Many people will say they saw this coming for quite awhile, and many will be glad that the shifting realities of the situation have finally surfaced.
It should be no surprise in the current financial and economic environment that the developer, The Boyer Company, has encountered difficulties finding an “anchor,” the star attraction upon which the whole plan depends.
This much was understandable, although not really acknowledged in so many words until this week. Where are they going to find a retail operation that is willing to make a substantial commitment at this time? The daunting landscape for evaluating risks has been an obvious fact of life for most of us, since the fall of Lehman Brothers on Sept. 15, 2008.
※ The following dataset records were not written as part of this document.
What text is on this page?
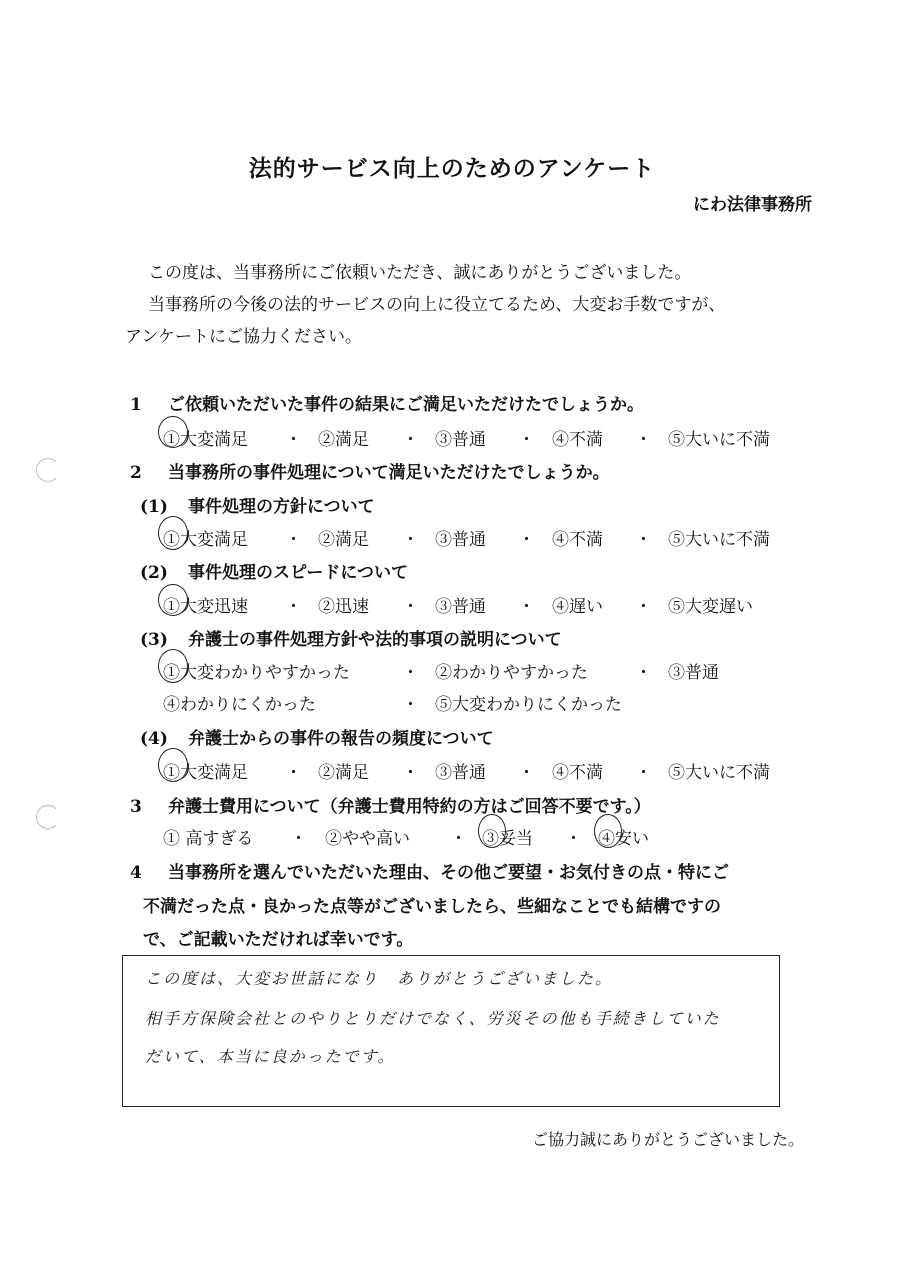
法的サービス向上のためのアンケート
にわ法律事務所
この度は、当事務所にご依頼いただき、誠にありがとうございました。
当事務所の今後の法的サービスの向上に役立てるため、大変お手数ですが、
アンケートにご協力ください。
1 ご依頼いただいた事件の結果にご満足いただけたでしょうか。
①大変満足 ・ ②満足 ・ ③普通 ・ ④不満 ・ ⑤大いに不満
2 当事務所の事件処理について満足いただけたでしょうか。
(1) 事件処理の方針について
①大変満足 ・ ②満足 ・ ③普通 ・ ④不満 ・ ⑤大いに不満
(2) 事件処理のスピードについて
①大変迅速 ・ ②迅速 ・ ③普通 ・ ④遅い ・ ⑤大変遅い
(3) 弁護士の事件処理方針や法的事項の説明について
①大変わかりやすかった	・ ②わかりやすかった	・ ③普通
④わかりにくかった	・ ⑤大変わかりにくかった
(4) 弁護士からの事件の報告の頻度について
①大変満足 ・ ②満足 ・ ③普通 ・ ④不満 ・ ⑤大いに不満
3 弁護士費用について（弁護士費用特約の方はご回答不要です。）
① 高すぎる ・ ②やや高い ・ ③妥当 ・ ④安い
4 当事務所を選んでいただいた理由、その他ご要望・お気付きの点・特にご
不満だった点・良かった点等がございましたら、些細なことでも結構ですの
で、ご記載いただければ幸いです。
この度は、大変お世話になり　ありがとうございました。
相手方保険会社とのやりとりだけでなく、労災その他も手続きしていた
だいて、本当に良かったです。
ご協力誠にありがとうございました。
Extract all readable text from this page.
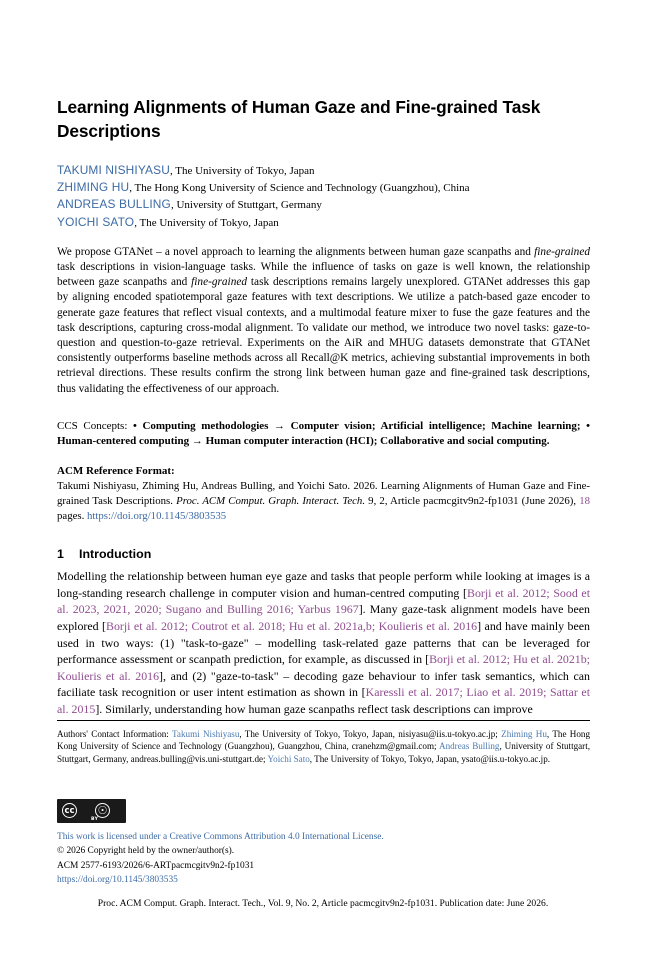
Learning Alignments of Human Gaze and Fine-grained Task Descriptions
TAKUMI NISHIYASU, The University of Tokyo, Japan
ZHIMING HU, The Hong Kong University of Science and Technology (Guangzhou), China
ANDREAS BULLING, University of Stuttgart, Germany
YOICHI SATO, The University of Tokyo, Japan

We propose GTANet – a novel approach to learning the alignments between human gaze scanpaths and fine-grained task descriptions in vision-language tasks. While the influence of tasks on gaze is well known, the relationship between gaze scanpaths and fine-grained task descriptions remains largely unexplored. GTANet addresses this gap by aligning encoded spatiotemporal gaze features with text descriptions. We utilize a patch-based gaze encoder to generate gaze features that reflect visual contexts, and a multimodal feature mixer to fuse the gaze features and the task descriptions, capturing cross-modal alignment. To validate our method, we introduce two novel tasks: gaze-to-question and question-to-gaze retrieval. Experiments on the AiR and MHUG datasets demonstrate that GTANet consistently outperforms baseline methods across all Recall@K metrics, achieving substantial improvements in both retrieval directions. These results confirm the strong link between human gaze and fine-grained task descriptions, thus validating the effectiveness of our approach.

CCS Concepts: • Computing methodologies → Computer vision; Artificial intelligence; Machine learning; • Human-centered computing → Human computer interaction (HCI); Collaborative and social computing.

ACM Reference Format:

Takumi Nishiyasu, Zhiming Hu, Andreas Bulling, and Yoichi Sato. 2026. Learning Alignments of Human Gaze and Fine-grained Task Descriptions. Proc. ACM Comput. Graph. Interact. Tech. 9, 2, Article pacmcgitv9n2-fp1031 (June 2026), 18 pages. https://doi.org/10.1145/3803535

1 Introduction

Modelling the relationship between human eye gaze and tasks that people perform while looking at images is a long-standing research challenge in computer vision and human-centred computing [Borji et al. 2012; Sood et al. 2023, 2021, 2020; Sugano and Bulling 2016; Yarbus 1967]. Many gaze-task alignment models have been explored [Borji et al. 2012; Coutrot et al. 2018; Hu et al. 2021a,b; Koulieris et al. 2016] and have mainly been used in two ways: (1) "task-to-gaze" – modelling task-related gaze patterns that can be leveraged for performance assessment or scanpath prediction, for example, as discussed in [Borji et al. 2012; Hu et al. 2021b; Koulieris et al. 2016], and (2) "gaze-to-task" – decoding gaze behaviour to infer task semantics, which can faciliate task recognition or user intent estimation as shown in [Karessli et al. 2017; Liao et al. 2019; Sattar et al. 2015]. Similarly, understanding how human gaze scanpaths reflect task descriptions can improve

Authors' Contact Information: Takumi Nishiyasu, The University of Tokyo, Tokyo, Japan, nisiyasu@iis.u-tokyo.ac.jp; Zhiming Hu, The Hong Kong University of Science and Technology (Guangzhou), Guangzhou, China, cranehzm@gmail.com; Andreas Bulling, University of Stuttgart, Stuttgart, Germany, andreas.bulling@vis.uni-stuttgart.de; Yoichi Sato, The University of Tokyo, Tokyo, Japan, ysato@iis.u-tokyo.ac.jp.
cc ☉
BY
This work is licensed under a Creative Commons Attribution 4.0 International License.
© 2026 Copyright held by the owner/author(s).
ACM 2577-6193/2026/6-ARTpacmcgitv9n2-fp1031
https://doi.org/10.1145/3803535
Proc. ACM Comput. Graph. Interact. Tech., Vol. 9, No. 2, Article pacmcgitv9n2-fp1031. Publication date: June 2026.
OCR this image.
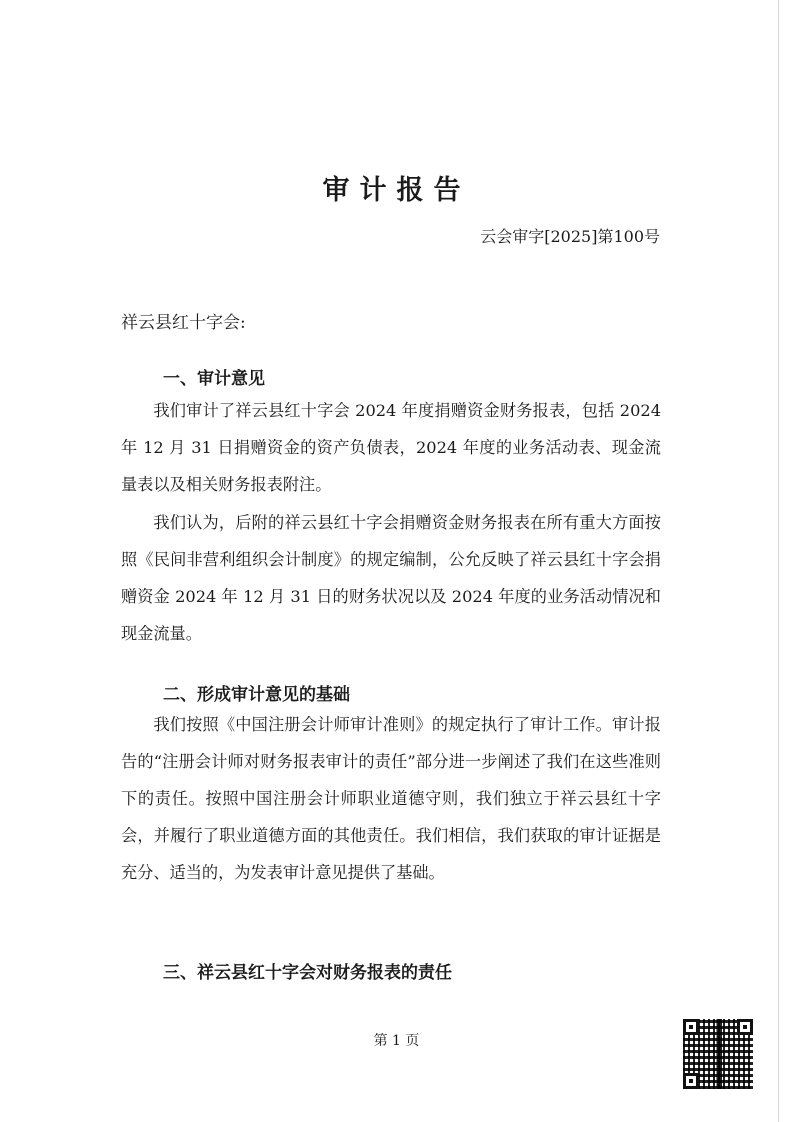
审计报告
云会审字[2025]第100号
祥云县红十字会:
一、审计意见

我们审计了祥云县红十字会 2024 年度捐赠资金财务报表，包括 2024 年 12 月 31 日捐赠资金的资产负债表，2024 年度的业务活动表、现金流量表以及相关财务报表附注。

我们认为，后附的祥云县红十字会捐赠资金财务报表在所有重大方面按照《民间非营利组织会计制度》的规定编制，公允反映了祥云县红十字会捐赠资金 2024 年 12 月 31 日的财务状况以及 2024 年度的业务活动情况和现金流量。

二、形成审计意见的基础

我们按照《中国注册会计师审计准则》的规定执行了审计工作。审计报告的“注册会计师对财务报表审计的责任”部分进一步阐述了我们在这些准则下的责任。按照中国注册会计师职业道德守则，我们独立于祥云县红十字会，并履行了职业道德方面的其他责任。我们相信，我们获取的审计证据是充分、适当的，为发表审计意见提供了基础。

三、祥云县红十字会对财务报表的责任
第 1 页
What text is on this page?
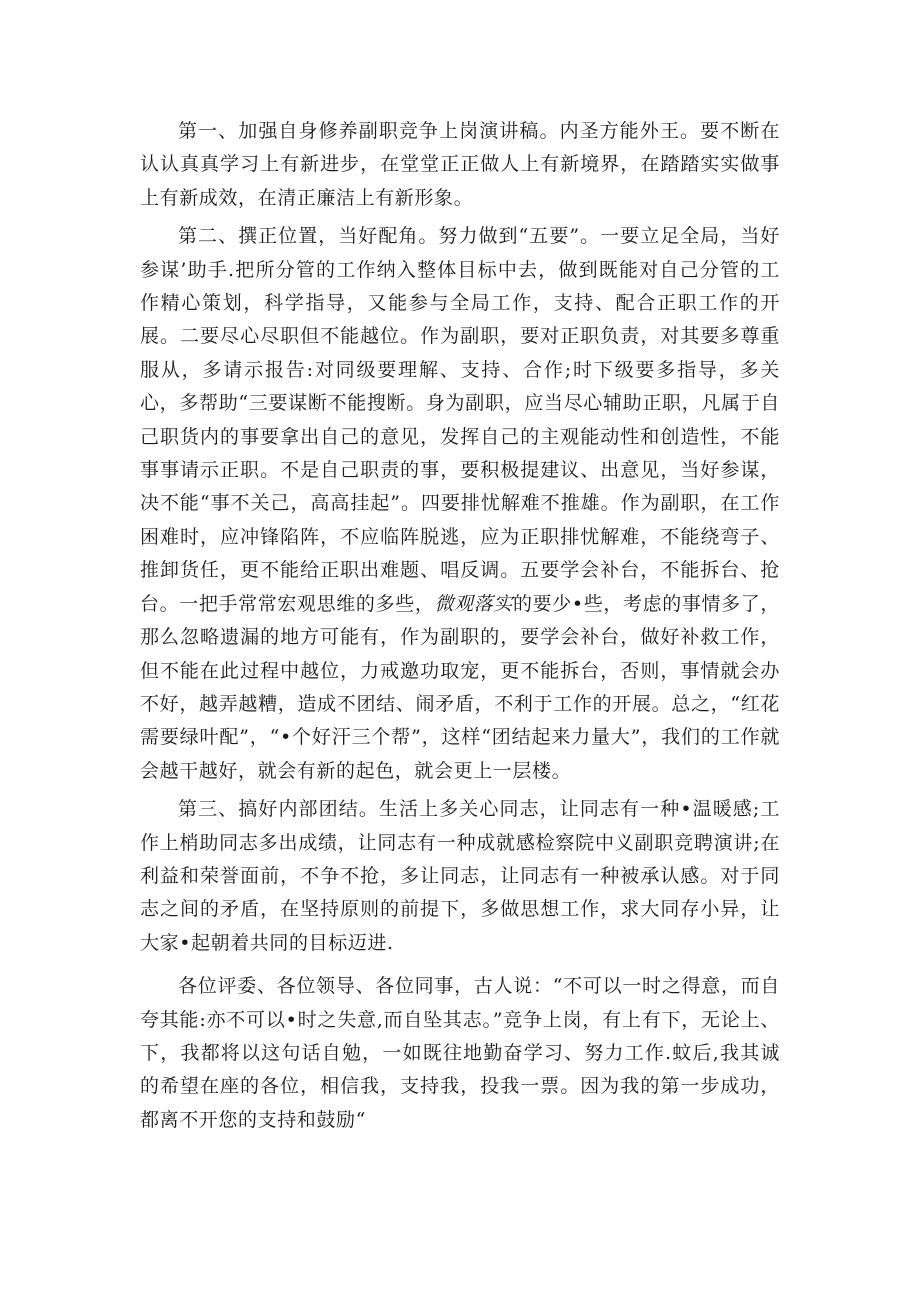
第一、加强自身修养副职竞争上岗演讲稿。内圣方能外王。要不断在认认真真学习上有新进步，在堂堂正正做人上有新境界，在踏踏实实做事上有新成效，在清正廉洁上有新形象。

第二、撰正位置，当好配角。努力做到“五要”。一要立足全局，当好参谋’助手.把所分管的工作纳入整体目标中去，做到既能对自己分管的工作精心策划，科学指导，又能参与全局工作，支持、配合正职工作的开展。二要尽心尽职但不能越位。作为副职，要对正职负责，对其要多尊重服从，多请示报告:对同级要理解、支持、合作;时下级要多指导，多关心，多帮助“三要谋断不能搜断。身为副职，应当尽心辅助正职，凡属于自己职货内的事要拿出自己的意见，发挥自己的主观能动性和创造性，不能事事请示正职。不是自己职责的事，要积极提建议、出意见，当好参谋，决不能“事不关己，高高挂起”。四要排忧解难不推雄。作为副职，在工作困难时，应冲锋陷阵，不应临阵脱逃，应为正职排忧解难，不能绕弯子、推卸货任，更不能给正职出难题、唱反调。五要学会补台，不能拆台、抢台。一把手常常宏观思维的多些，微观落实的要少•些，考虑的事情多了，那么忽略遗漏的地方可能有，作为副职的，要学会补台，做好补救工作，但不能在此过程中越位，力戒邀功取宠，更不能拆台，否则，事情就会办不好，越弄越糟，造成不团结、闹矛盾，不利于工作的开展。总之，“红花需要绿叶配”，“•个好汗三个帮”，这样“团结起来力量大”，我们的工作就会越干越好，就会有新的起色，就会更上一层楼。

第三、搞好内部团结。生活上多关心同志，让同志有一种•温暖感;工作上梢助同志多出成绩，让同志有一种成就感检察院中义副职竞聘演讲;在利益和荣誉面前，不争不抢，多让同志，让同志有一种被承认感。对于同志之间的矛盾，在坚持原则的前提下，多做思想工作，求大同存小异，让大家•起朝着共同的目标迈进.

各位评委、各位领导、各位同事，古人说：“不可以一时之得意，而自夸其能:亦不可以•时之失意,而自坠其志。”竞争上岗，有上有下，无论上、下，我都将以这句话自勉，一如既往地勤奋学习、努力工作.蚊后,我其诚的希望在座的各位，相信我，支持我，投我一票。因为我的第一步成功，都离不开您的支持和鼓励“
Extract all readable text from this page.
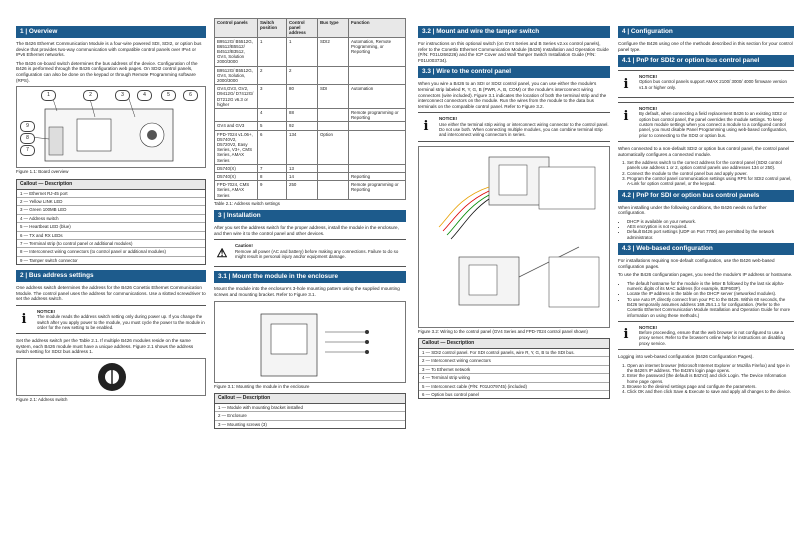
1 | Overview

The B426 Ethernet Communication Module is a four-wire powered SDI, SDI2, or option bus device that provides two-way communication with compatible control panels over IPv4 or IPv6 Ethernet networks.

The B426 on-board switch determines the bus address of the device. Configuration of the B426 is performed through the B426 configuration web pages. On SDI2 control panels, configuration can also be done on the keypad or through Remote Programming software (RPS).

1	2	3	4	5	6
7
8
9
Figure 1.1: Board overview
Callout — Description
1 — Ethernet RJ-45 port
2 — Yellow LINK LED
3 — Green 100MB LED
4 — Address switch
5 — Heartbeat LED (blue)
6 — TX and RX LEDs
7 — Terminal strip (to control panel or additional modules)
8 — Interconnect wiring connectors (to control panel or additional modules)
9 — Tamper switch connector
2 | Bus address settings

One address switch determines the address for the B426 Conettix Ethernet Communication Module. The control panel uses the address for communications. Use a slotted screwdriver to set the address switch.

i	NOTICE!
The module reads the address switch setting only during power up. If you change the switch after you apply power to the module, you must cycle the power to the module in order for the new setting to be enabled.

Set the address switch per the Table 2.1. If multiple B426 modules reside on the same system, each B426 module must have a unique address. Figure 2.1 shows the address switch setting for SDI2 bus address 1.

Figure 2.1: Address switch
Control panels	Switch position	Control panel address	Bus type	Function
B9512G/ B5512G, B6512/B5512/ B4512/B3512, GV4, Solution 2000/3000	1	1	SDI2	Automation, Remote Programming, or Reporting
B9512G/ B5512G, GV4, Solution, 2000/3000	2	2		
GV4,GV3, GV2, D9412G/ D7412G/ D7212G v6.3 or higher	3	80	SDI	Automation
	4	88		Remote programming or Reporting
GV4 and GV3	5	92		
FPD-7024 v1.06+, D5740V2, D5720V2, Easy Series, V3+, CMS Series, AMAX Series	6	134	Option	
D5740(X)	7	13		
D5740(X)	8	14		Reporting
FPD-7024, CMS Series, AMAX Series	9	250		Remote programming or Reporting
Table 2.1: Address switch settings
3 | Installation

After you set the address switch for the proper address, install the module in the enclosure, and then wire it to the control panel and other devices.

⚠
Caution!
Remove all power (AC and battery) before making any connections. Failure to do so might result in personal injury and/or equipment damage.
3.1 | Mount the module in the enclosure

Mount the module into the enclosure's 3-hole mounting pattern using the supplied mounting screws and mounting bracket. Refer to Figure 3.1.

Figure 3.1: Mounting the module in the enclosure
Callout — Description
1 — Module with mounting bracket installed
2 — Enclosure
3 — Mounting screws (3)
3.2 | Mount and wire the tamper switch

For instructions on this optional switch (on GV4 Series and B Series v2.xx control panels), refer to the Conettix Ethernet Communication Module (B426) Installation and Operation Guide (P/N: F01U266226) and the ICP Cover and Wall Tamper Switch Installation Guide (P/N: F01U003734).

3.3 | Wire to the control panel

When you wire a B426 to an SDI or SDI2 control panel, you can use either the module's terminal strip labeled R, Y, G, B (PWR, A, B, COM) or the module's interconnect wiring connectors (wire included). Figure 3.1 indicates the location of both the terminal strip and the interconnect connectors on the module. Run the wires from the module to the data bus terminals on the compatible control panel. Refer to Figure 3.2.

i	NOTICE!
Use either the terminal strip wiring or interconnect wiring connector to the control panel. Do not use both. When connecting multiple modules, you can combine terminal strip and interconnect wiring connectors in series.
Figure 3.2: Wiring to the control panel (GV4 Series and FPD-7024 control panel shown)
Callout — Description
1 — SDI2 control panel. For SDI control panels, wire R, Y, G, B to the SDI bus.
2 — Interconnect wiring connectors
3 — To Ethernet network
4 — Terminal strip wiring
5 — Interconnect cable (P/N: F01U079745) (included)
6 — Option bus control panel
4 | Configuration

Configure the B426 using one of the methods described in this section for your control panel type.

4.1 | PnP for SDI2 or option bus control panel
i	NOTICE!
Option bus control panels support AMAX 2100/ 3000/ 4000 firmware version v1.5 or higher only.
i	NOTICE!
By default, when connecting a field replacement B426 to an existing SDI2 or option bus control panel, the panel overrides the module settings. To keep custom module settings when you connect a module to a configured control panel, you must disable Panel Programming using web-based configuration, prior to connecting to the SDI2 or option bus.

When connected to a non-default SDI2 or option bus control panel, the control panel automatically configures a connected module.

1. Set the address switch to the correct address for the control panel (SDI2 control panels use address 1 or 2, option control panels use addresses 134 or 250).
2. Connect the module to the control panel bus and apply power.
3. Program the control panel communication settings using RPS for SDI2 control panel, A-Link for option control panel, or the keypad.
4.2 | PnP for SDI or option bus control panels

When installing under the following conditions, the B426 needs no further configuration.

• DHCP is available on your network.
• AES encryption is not required.
• Default B426 port settings (UDP on Port 7700) are permitted by the network administrator.
4.3 | Web-based configuration

For installations requiring non-default configuration, use the B426 web-based configuration pages.

To use the B426 configuration pages, you need the module's IP address or hostname.

• The default hostname for the module is the letter B followed by the last six alpha-numeric digits of its MAC address (for example, B3F603F).
• Locate the IP address in the table on the DHCP server (networked modules).
• To use Auto IP, directly connect from your PC to the B426. Within 60 seconds, the B426 temporarily assumes address 169.254.1.1 for configuration. (Refer to the Conettix Ethernet Communication Module Installation and Operation Guide for more information on using these methods.)
i	NOTICE!
Before proceeding, ensure that the web browser is not configured to use a proxy server. Refer to the browser's online help for instructions on disabling proxy service.

Logging into web-based configuration (B426 Configuration Pages).

1. Open an internet browser (Microsoft Internet Explorer or Mozilla Firefox) and type in the B426's IP address. The B426's login page opens.
2. Enter the password (the default is B42V2) and click Login. The Device Information home page opens.
3. Browse to the desired settings page and configure the parameters.
4. Click OK and then click Save & Execute to save and apply all changes to the device.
Councilors began talking about the need to consider a Plan B earlier this year, but put that off until now.
Assistant County Administrator Anthony Mortillaro was absolutely correct in his presentation when he described Los Alamos as less impacted than most other parts of the country. He is somewhat reassuring when he reminds us that there is still time for everything to work out, since construction can’t begin until a year from now, after the school and county buildings have been relocated to the Airport Basin.
A great deal is riding on this project, but suddenly it seems quite vulnerable.
At least we are now confronted with a better sense of the challenges faced by the developer. Wade Williams, a partner for The Boyer Company, held out some hope Thursday evening that a deal could still be worked out with either Kroger Marketplace or Wal-Mart.
Wal-Mart, needless to say, has the wherewithal to take on the challenge, but comes with its own baggage, including other retailers and dedicated opponents who can be counted on to contest the giant’s approach at every step.
Kroger Marketplace’s role now has an additional imponderable to think about, which has to do with the revelation that Smith’s has just purchased the near-by Mari-Mac Plaza.
After the council heard public comment, Mortillaro said, “We found out around June 9 that Mari-Mac has been sold to Smith’s. That change in ownership has added additional complexity for adding an anchor.”
Well, that’s easy to see. Smith’s Food and Drug is a division of The Kroger Company and Smith’s Marketplace is an extension of Smith’s. Without much information to go on, one can only wonder what machinations are at work in this situation, when the prime candidate for the anchor role shies away from one investment and snaps up the other one across the street.
A summary document included with Thursday’s meeting information was revealing, with a chronology of relevant meetings, dating back to 1965. Fast forward about half-way through the list to Council’s approval, Dec. 1, 2006, of “the special all-mailed ballot election” for a $75 million bond ordinance, apparently pursuant to earlier meetings in the summer and fall in which a sole provider, The Boyer Company, submitted their business and site plans.
According to a quick count of the chronology, there were 22 closed sessions compared to about 16 notable public meetings over the next two years.
Considering the current result and the divergent opinions now suddenly heard on the council, one can readily conclude that this project has not been well served by having been so closely shielded from public view and awareness.
While each of these closed sessions was no doubt technically valid and perhaps even required by law, the net result at hand is less than the community could expect.
The public has a little more than two weeks to give council the feedback they will need to decide what to do now.